ACM MM 2024 (Oral)
FLIP-80M: 80 Million Visual-Linguistic Pairs for Facial Language-Image Pre-Training
Yudong Li, Xianxu Hou, Dezhi Zheng, Linlin Shen, and Zhe Zhao
tl; dr We release an 80-million face-text dataset and different CLIP-like models pre-trained on our dataset.
We fine-tune the CLIP model using the proposed FLIP-80M to create FLIP (Facial Language-Image Pretraining).
The dataset and models are publicly available and can be accessed through the following links:
- Dataset: FLIP-80M on Hugging Face
- Models
How to use:
from PIL import Image
import requests
from transformers import CLIPProcessor, CLIPModel
model = CLIPModel.from_pretrained("P01son/FaceCLIP-base-32")
processor = CLIPProcessor.from_pretrained("P01son/FaceCLIP-base-32")
url = "http://images.cocodataset.org/val2017/000000039769.jpg"
image = Image.open(requests.get(url, stream=True).raw)
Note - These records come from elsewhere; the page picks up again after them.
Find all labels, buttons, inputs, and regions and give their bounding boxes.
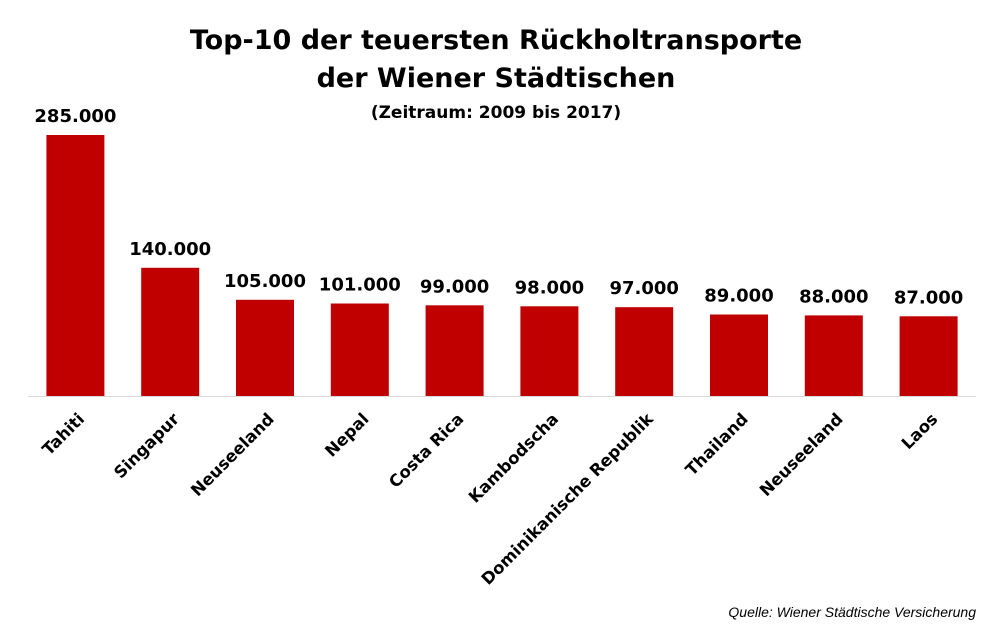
value-label-1: 285.000: [34, 106, 116, 127]
value-label-9: 88.000: [799, 286, 868, 307]
category-label-9: Neuseeland: [756, 409, 847, 500]
category-label-7: Dominikanische Republik: [478, 409, 658, 589]
value-label-10: 87.000: [894, 287, 963, 308]
category-label-10: Laos: [898, 409, 942, 453]
chart-subtitle: (Zeitraum: 2009 bis 2017): [370, 103, 622, 123]
category-label-8: Thailand: [682, 409, 752, 479]
value-label-5: 99.000: [420, 276, 489, 297]
category-label-5: Costa Rica: [385, 409, 467, 491]
value-label-3: 105.000: [224, 271, 306, 292]
value-label-7: 97.000: [609, 278, 678, 299]
value-label-4: 101.000: [319, 275, 401, 296]
bar-3: [236, 299, 294, 396]
value-label-2: 140.000: [129, 239, 211, 260]
bar-5: [425, 305, 484, 396]
bar-4: [330, 303, 389, 396]
category-label-1: Tahiti: [39, 409, 89, 459]
bar-10: [899, 316, 958, 396]
chart-title-line-2: der Wiener Städtischen: [316, 63, 676, 94]
bar-7: [615, 307, 674, 396]
category-label-6: Kambodscha: [465, 409, 562, 506]
value-label-6: 98.000: [515, 277, 584, 298]
value-label-8: 89.000: [704, 286, 773, 307]
category-label-2: Singapur: [110, 409, 183, 482]
chart-title-block: Top-10 der teuersten Rückholtransporte d…: [0, 22, 992, 126]
bar-1: [46, 135, 105, 396]
chart-title-line-1: Top-10 der teuersten Rückholtransporte: [189, 25, 803, 56]
category-label-3: Neuseeland: [187, 409, 278, 500]
bar-9: [804, 315, 863, 396]
bar-8: [710, 314, 768, 396]
bar-2: [141, 267, 200, 396]
source-note: Quelle: Wiener Städtische Versicherung: [728, 604, 976, 620]
category-label-4: Nepal: [321, 409, 372, 460]
bar-6: [520, 306, 579, 396]
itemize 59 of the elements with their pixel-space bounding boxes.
inputs = processor(text=["a photo of a cat", "a photo of a dog"], images=image, return_tensors="pt", padding=True)
outputs = model(**inputs)
logits_per_image = outputs.logits_per_image # this is the image-text similarity score
probs = logits_per_image.softmax(dim=1) # we can take the softmax to get the label probabilities
The models are pre-trained with TencentPretrain framework on 8 * A100 GPUs:
python3 pretrain.py --dataset_path faceclip.pt \
--pretrained_model_path models/clip-b32.bin \
--output_model_path models/faceclip-b32.bin \
--config_path models/clip/base-32_config.json \
--vocab_path vocab.json --merges_path merges.txt --tokenizer clip \
--world_size 8 --gpu_ranks 0 1 2 3 4 5 6 7 --data_processor clip --accumulation_steps 8 --learning_rate 2e-5 \
--total_steps 200000 --save_checkpoint_steps 20000 --batch_size 160 --report_steps 500
If you use the FLIP-80M dataset or models in your research, please cite the following paper:
@inproceedings{li2024flip,
title={FLIP-80M: 80 Million Visual-Linguistic Pairs for Facial Language-Image Pre-Training},
author={Li, Yudong and Hou, Xianxu and Dezhi, Zheng and Shen, Linlin and Zhao, Zhe},
booktitle={Proceedings of the 32nd ACM International Conference on Multimedia},
pages={58--67},
year={2024}
}
Licensed under the Apache License, Version 2.0 (the "License"); you may not use this file except in compliance with the License. You may obtain a copy of the License at
http://www.apache.org/licenses/LICENSE-2.0
Unless required by applicable law or agreed to in writing, software distributed under the License is distributed on an "AS IS" BASIS, WITHOUT WARRANTIES OR CONDITIONS OF ANY KIND, either express or implied. See the License for the specific language governing permissions and limitations under the License.